Many philosophers of science question whether something as complex as biology really can be reduced to laws. Süel's work suggests that it can, but there is a catch. "This equation is symmetric, it's beautiful, it has to be true," says Lipson. "But we don't know what it means."
Süel, who has been puzzling over the equation for months, thinks it may be related to a feedback mechanism in the cell. "We have an idea but we don't know for sure," he says.
That's exciting but also worrying. What if we never find out what Süel's new law describes? "Maybe we will just have to call it 'smell', or something like that, and accept it for what it is without ever really understanding it," suggests Lipson.
An important part of science is the gaining of insight - the feeling of knowing something, says Steven Strogatz, an applied mathematician also at Cornell who was not involved in Lipson or Süel's work. "We've had a period of a few hundred years or so when humans could understand things in a very satisfying way," he says. "That period may be coming to an end."
Much of physics is about systems that have only a handful of variables, and even then many people struggle to understand the equations that describe them. When it comes to biology, economics and climate science, however, most of the systems we wish to understand have many more variables, says Strogatz. Cells may have millions, making them very complex indeed.
It may be that we are unable to understand systems as complex as these on an intuitive level, he says. And perhaps this exposes a very human type of arrogance - that we feel we are entitled to know how the universe works. Strogatz questions this: "Why should we expect to understand everything?"
That leads to a somewhat depressing picture for the future of science. Lipson speculates that his algorithm will allow laws of nature to be extracted from data at rates that are currently unheard of, and that this kind of machine learning will become the norm. It means that we humans will forever be playing catch-up, never quite understanding what the machines are telling us.

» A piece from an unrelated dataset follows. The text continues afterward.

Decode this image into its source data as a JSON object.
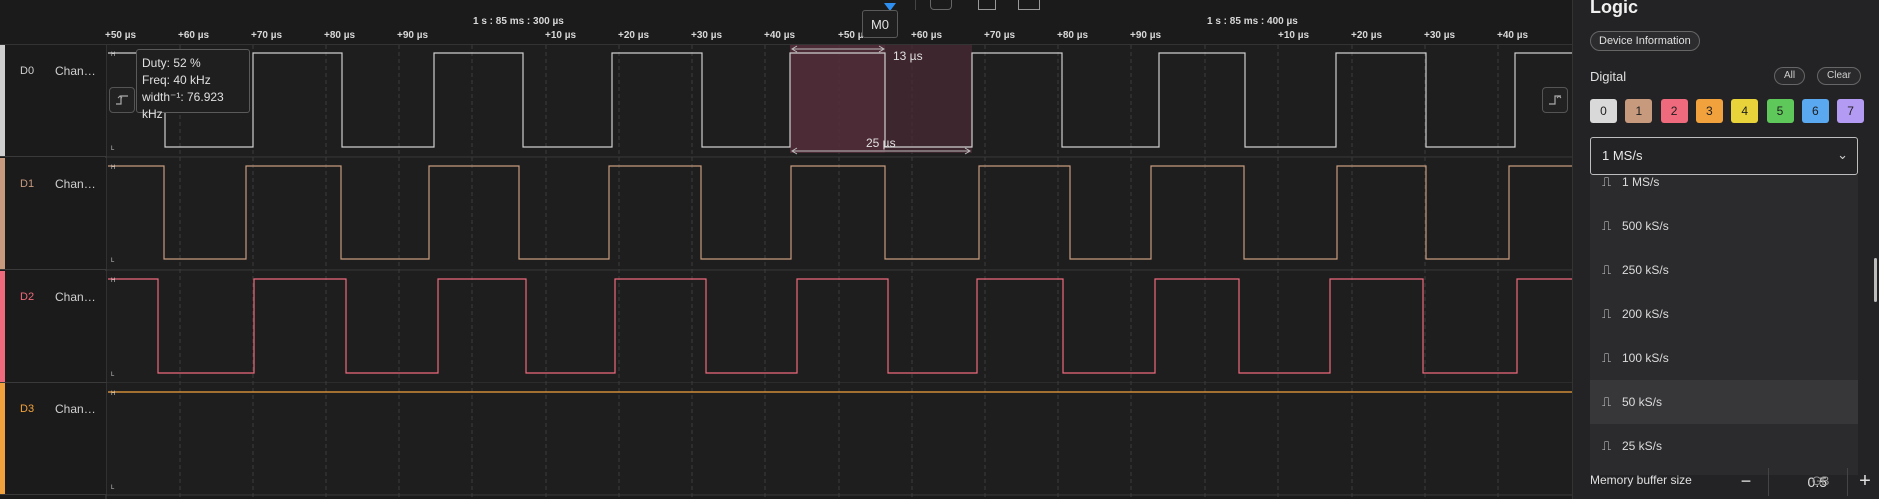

This has more than a passing resemblance to the singularity, the long-fabled point at which machines start learning faster than humans can keep up. "This is a post-singularity vision of science," says Lipson.
Süel is more optimistic about the role of humans. He points out that you need to have some understanding of a system to know what questions to ask of it. Only then can you generate data that will help answer new questions. Without the years he spent studying B. subtilis, he wouldn't have been able to design a suitable experiment. But he is also the first to admit that Eureqa is important. "It's going to change the way we do biology," he says. "And scientists are going to be at the heart of this change."